Let me just say this about Melky Cabrera:  I didn't hate him, and I don't hate him now.  I can say that even though he doped up AND even though he used to be a Yankee.  (Chris Stewart is now a Yankee, and I don't hate him, and I have always love Sabathia, so I think the Yankee hatred lies in their leadership...no, I don't like A-Rod, either.)  Honestly, I was sort of ambivalent about him.  I liked the idea that we got a better batter for an awful pitcher (Sanchez), but I'm sure that now someone in Kansas City is getting the last laugh on that one.  I was probably more hurt by Mota getting suspended for his drug use than Melky, because I didn't know Melky as well.  But any drug use is not okay.  When Mota comes back, I'll treat his bullpen time like I did Bonds' at-bats, with silence.  I will pause the passion and look away.  And I'll do the same for Melky.

I too have questions on how this could happen, and what the Giants (or any other ball club) could do to stop it in the future.  It all comes down to this--do you assume that any phenomenal player is using something as a crutch?  Should we presume guilt on Jeter, Fielder, Wright, Vogelsong, Cain, Dickey, Harper, Pence, Sandoval, Strasburg, etc, etc, ad nauseum?  What then, would be the magic number?  What's "too good" for you?

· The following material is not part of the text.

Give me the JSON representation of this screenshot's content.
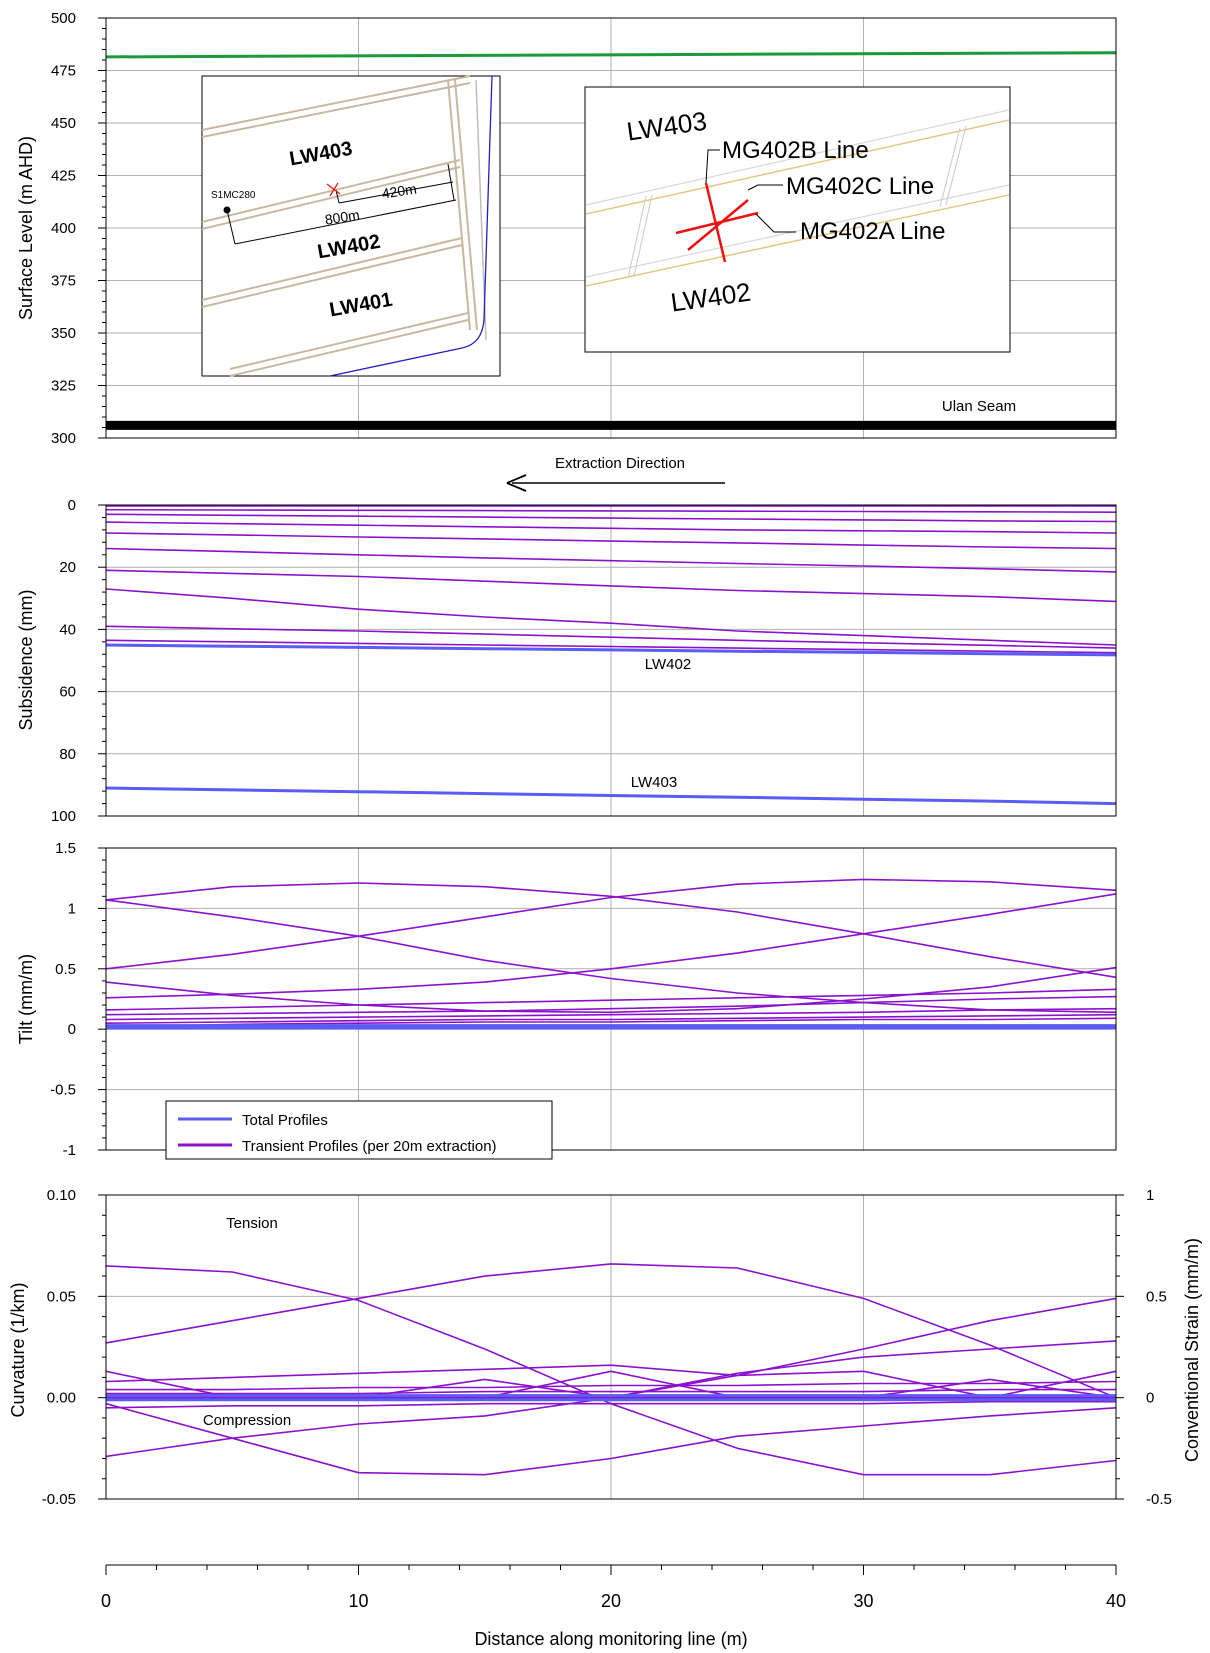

I didn't hate Melky.  But I was bored by him.  I'm not bored by the Giants, or baseball, in general.  Only if the player is too good am I bored.  Show me your humanity and I'm interested.  Which, remarkably, sort of makes the guys who take the shortcuts perfect for the job in my eyes, if it weren't for my love of integrity as well, and my hatred for shortcuts.

*****

As a side-note, I promised that this post would be about writing as well.

In the past couple of months we've heard some pretty wild things from the political ad campaigns and from non-fiction writers fabricating certain things in their books.  I won't point fingers; you've probably read/heard about them from MSNBC, Fox News, or other news organizations.  It makes it difficult for me to care about current events, or to pick up a memoir without wondering how much of it is a shortcut to get me, the reader, to pick it up.

Does that mean I'm going to give up on current events?
Does that mean I'm going to only read novels?  (Hmm, that's a thoug--juuuust kidding...)
Does that mean I'm going to give up baseball?

Lack of integrity, and the short ride instead of run to the finish line, could ruin the journey.  Or it could pinpoint who I cheer for.  I'm still cheering for the Giants, but not all of them.  I'm still reading books, but not all of them.  And I'm still following current events, but not all of them.

After all, I have my own race to run.  And I can't afford a shortcut.

Sit down.  Shut up.  And hang on, dear reader.